In power since the coup of 1991, Meles has now ruled almost as long as his Stalinist predecessor. And like Mengistu--who is reported to have strangled Emperor Haile Selassie with his bare hands--Meles is given to violent repression of political dissent.

This propensity has only been accelerated by Ethiopia's sensitive security situation: the country faces ongoing tension with Eritrea over the borderlands in the north (which burst into war during the late 90's), cross border cattle-rustling with Kenya in the south, and its biggest threat--an undeclared war with Muslims in the east, a story as old as Ethiopia itself.

Indeed, the army's clashes with Somalis in the Ethiopia's Ogaden region have spilled over into Somalia, where it is widely believed that Ethiopia is fighting a proxy war with Eritrea, one of the chief supporters of the Union of Islamic Courts. The rapidly expanding UIC is alleged to have connections with Al Qaeda. With the presence of Ethiopian troops in Somalia being the Horn of Africa's worst-kept secret, the consensus in Addis Ababa is that Ethiopia is doing the United States' dirty work.


With Judge Meshesha still receiving death threats, hundreds of opposition leaders in jail, and Meles in his fifteenth year in power, one has to wonder whether the United States' shadowy dealings are ultimately in everyone's best interest. While the Union of Islamic Courts is no more democratic than the regime that went before it (also, it so happens, another cackhanded Marxist boondoggle), it is difficult to conceive what good can come from strengthening any anti-democratic government.

Could it be a decision between the lesser of two evils? Could it be a case of realpolitik on the ground?

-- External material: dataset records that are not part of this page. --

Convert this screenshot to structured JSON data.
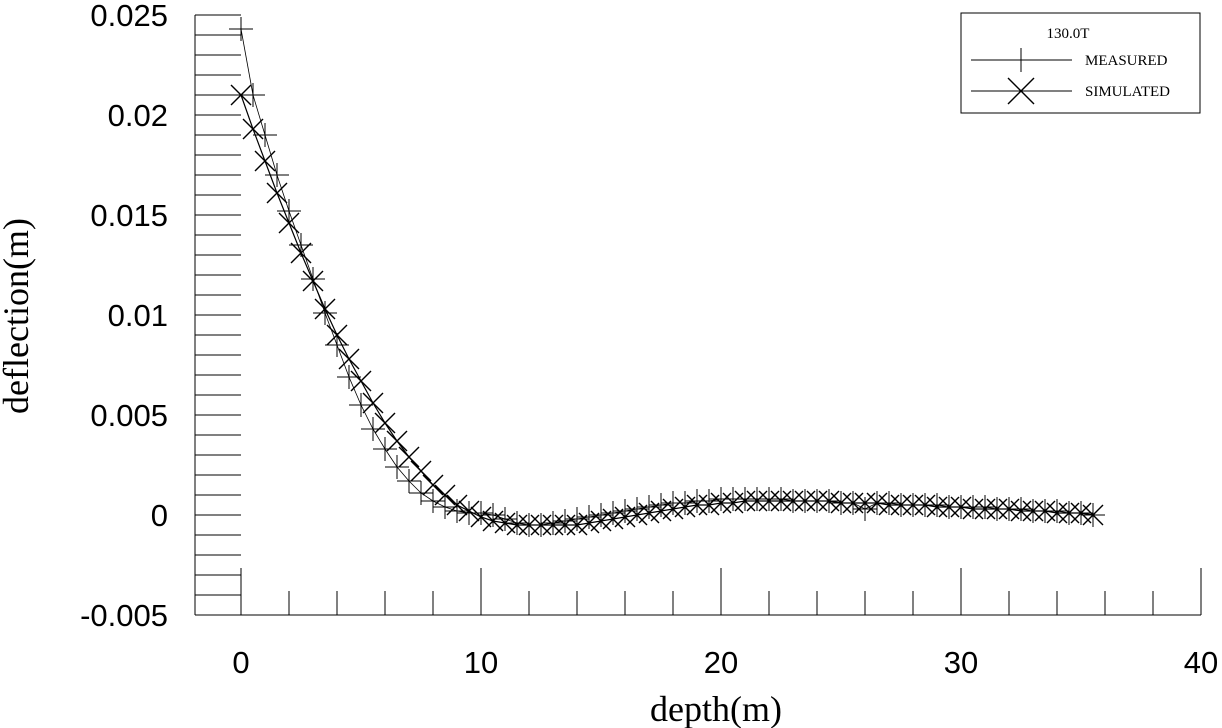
{
  "chart_data": {
    "type": "line",
    "title": "",
    "xlabel": "depth(m)",
    "ylabel": "deflection(m)",
    "xlim": [
      0,
      40
    ],
    "ylim": [
      -0.005,
      0.025
    ],
    "x_ticks": [
      0,
      10,
      20,
      30,
      40
    ],
    "x_tick_labels": [
      "0",
      "10",
      "20",
      "30",
      "40"
    ],
    "y_ticks": [
      0.025,
      0.02,
      0.015,
      0.01,
      0.005,
      0,
      -0.005
    ],
    "y_tick_labels": [
      "0.025",
      "0.02",
      "0.015",
      "0.01",
      "0.005",
      "0",
      "-0.005"
    ],
    "grid": false,
    "legend": {
      "placement": "top-right",
      "title": "130.0T",
      "entries": [
        "MEASURED",
        "SIMULATED"
      ]
    },
    "series": [
      {
        "name": "MEASURED",
        "marker": "plus",
        "x": [
          0,
          0.5,
          1,
          1.5,
          2,
          2.5,
          3,
          3.5,
          4,
          4.5,
          5,
          5.5,
          6,
          6.5,
          7,
          7.5,
          8,
          8.5,
          9,
          9.5,
          10,
          10.5,
          11,
          11.5,
          12,
          12.5,
          13,
          13.5,
          14,
          14.5,
          15,
          15.5,
          16,
          16.5,
          17,
          17.5,
          18,
          18.5,
          19,
          19.5,
          20,
          20.5,
          21,
          21.5,
          22,
          22.5,
          23,
          23.5,
          24,
          24.5,
          25,
          25.5,
          26,
          26.5,
          27,
          27.5,
          28,
          28.5,
          29,
          29.5,
          30,
          30.5,
          31,
          31.5,
          32,
          32.5,
          33,
          33.5,
          34,
          34.5,
          35,
          35.5
        ],
        "y": [
          0.0243,
          0.021,
          0.019,
          0.017,
          0.0152,
          0.0135,
          0.0118,
          0.0101,
          0.0085,
          0.0069,
          0.0055,
          0.0043,
          0.0033,
          0.0024,
          0.0017,
          0.0011,
          0.0007,
          0.0004,
          0.0002,
          0.0001,
          0.0001,
          0.0,
          -0.0002,
          -0.0004,
          -0.0005,
          -0.0005,
          -0.0004,
          -0.0003,
          -0.0002,
          -0.0001,
          0.0,
          0.0001,
          0.0002,
          0.0003,
          0.0004,
          0.0005,
          0.0006,
          0.0006,
          0.0007,
          0.0007,
          0.0008,
          0.0008,
          0.0008,
          0.0008,
          0.0008,
          0.0008,
          0.0007,
          0.0007,
          0.0007,
          0.0007,
          0.0006,
          0.0006,
          0.0003,
          0.0006,
          0.0006,
          0.0005,
          0.0005,
          0.0005,
          0.0005,
          0.0004,
          0.0004,
          0.0004,
          0.0004,
          0.0003,
          0.0003,
          0.0003,
          0.0002,
          0.0002,
          0.0002,
          0.0001,
          0.0001,
          0.0
        ]
      },
      {
        "name": "SIMULATED",
        "marker": "x",
        "x": [
          0,
          0.5,
          1,
          1.5,
          2,
          2.5,
          3,
          3.5,
          4,
          4.5,
          5,
          5.5,
          6,
          6.5,
          7,
          7.5,
          8,
          8.5,
          9,
          9.5,
          10,
          10.5,
          11,
          11.5,
          12,
          12.5,
          13,
          13.5,
          14,
          14.5,
          15,
          15.5,
          16,
          16.5,
          17,
          17.5,
          18,
          18.5,
          19,
          19.5,
          20,
          20.5,
          21,
          21.5,
          22,
          22.5,
          23,
          23.5,
          24,
          24.5,
          25,
          25.5,
          26,
          26.5,
          27,
          27.5,
          28,
          28.5,
          29,
          29.5,
          30,
          30.5,
          31,
          31.5,
          32,
          32.5,
          33,
          33.5,
          34,
          34.5,
          35,
          35.5
        ],
        "y": [
          0.021,
          0.0193,
          0.0177,
          0.0161,
          0.0146,
          0.0131,
          0.0117,
          0.0103,
          0.009,
          0.0078,
          0.0067,
          0.0056,
          0.0046,
          0.0037,
          0.0029,
          0.0022,
          0.0015,
          0.001,
          0.0005,
          0.0002,
          -0.0001,
          -0.0003,
          -0.0004,
          -0.0005,
          -0.0005,
          -0.0005,
          -0.0005,
          -0.0005,
          -0.0005,
          -0.0004,
          -0.0003,
          -0.0002,
          -0.0001,
          0.0,
          0.0001,
          0.0002,
          0.0003,
          0.0004,
          0.0005,
          0.0005,
          0.0006,
          0.0006,
          0.0007,
          0.0007,
          0.0007,
          0.0007,
          0.0007,
          0.0007,
          0.0007,
          0.0007,
          0.0006,
          0.0006,
          0.0006,
          0.0006,
          0.0005,
          0.0005,
          0.0005,
          0.0005,
          0.0004,
          0.0004,
          0.0004,
          0.0003,
          0.0003,
          0.0003,
          0.0003,
          0.0002,
          0.0002,
          0.0002,
          0.0001,
          0.0001,
          0.0001,
          0.0
        ]
      }
    ]
  }
}
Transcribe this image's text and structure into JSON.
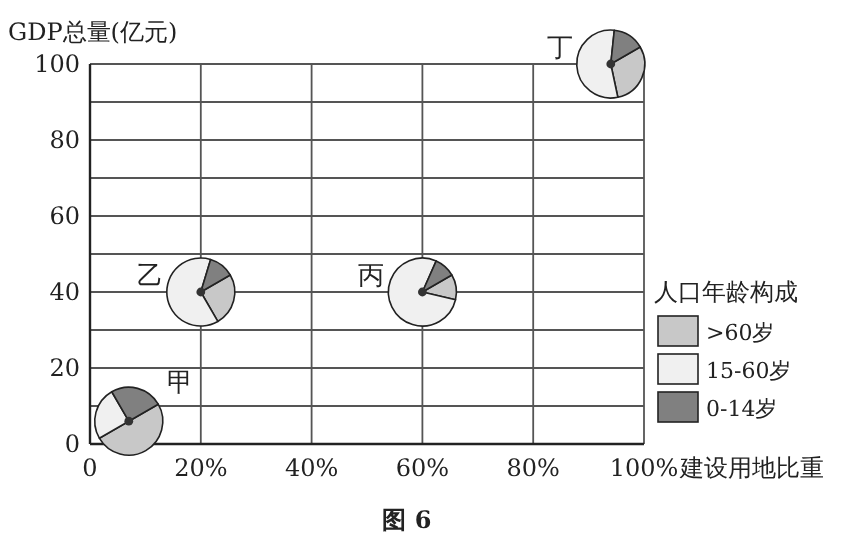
{
  "chart_data": [
    {
      "type": "scatter",
      "title": "图 6",
      "xlabel": "建设用地比重",
      "ylabel": "GDP总量(亿元)",
      "x": [
        94,
        20,
        60,
        7
      ],
      "values": [
        100,
        40,
        40,
        6
      ],
      "marker": "circle",
      "color": "#333333",
      "xlim": [
        0,
        100
      ],
      "ylim": [
        0,
        100
      ],
      "xticks": [
        {
          "value": 0,
          "label": "0"
        },
        {
          "value": 20,
          "label": "20%"
        },
        {
          "value": 40,
          "label": "40%"
        },
        {
          "value": 60,
          "label": "60%"
        },
        {
          "value": 80,
          "label": "80%"
        },
        {
          "value": 100,
          "label": "100%"
        }
      ],
      "yticks": [
        {
          "value": 0,
          "label": "0"
        },
        {
          "value": 10,
          "label": null
        },
        20,
        {
          "value": 30,
          "label": null
        },
        40,
        {
          "value": 50,
          "label": null
        },
        60,
        {
          "value": 70,
          "label": null
        },
        80,
        {
          "value": 90,
          "label": null
        },
        100
      ],
      "grid": true,
      "annotations": [
        {
          "text": "丁",
          "x": 94,
          "y": 100
        },
        {
          "text": "乙",
          "x": 20,
          "y": 40
        },
        {
          "text": "丙",
          "x": 60,
          "y": 40
        },
        {
          "text": "甲",
          "x": 7,
          "y": 6
        }
      ]
    },
    {
      "type": "pie",
      "legend_title": "人口年龄构成",
      "legend": "right",
      "categories": [
        ">60岁",
        "15-60岁",
        "0-14岁"
      ],
      "colors": [
        "#c8c8c8",
        "#f0f0f0",
        "#808080"
      ],
      "series": [
        {
          "values": [
            30,
            55,
            15
          ]
        },
        {
          "values": [
            25,
            63,
            12
          ]
        },
        {
          "values": [
            12,
            78,
            10
          ]
        },
        {
          "values": [
            50,
            25,
            25
          ]
        }
      ]
    }
  ]
}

Or could it be because Ethiopia has been a Christian kingdom since time immemorial, an oasis in a hotbed of Islamic hostility?

Whatever the reasoning, the U.S. would do well to learn from its past dealings with African dictators. The Cold War encouraged a black-or-white foreign policy that kept the kleptocratic Mobutu in power long after his Zaire regime was tenable; the fallout from his reign included millions of lives, and a failed state that just barely has its act together. And anxieties over the ANC's ties to the Soviet Union (that's right kiddies--Nelson Mandela was a no-good commie!) gave Reagan cause to support the white supremacist government in South Africa long after the rest of the world called for majority rule.

If the U.S. is really serious about spreading the seeds of democracy, it needs to find a way to do so democratically. As we have learned from the 20th century experiments in fascism and communism, the end does not necessarily justify the means.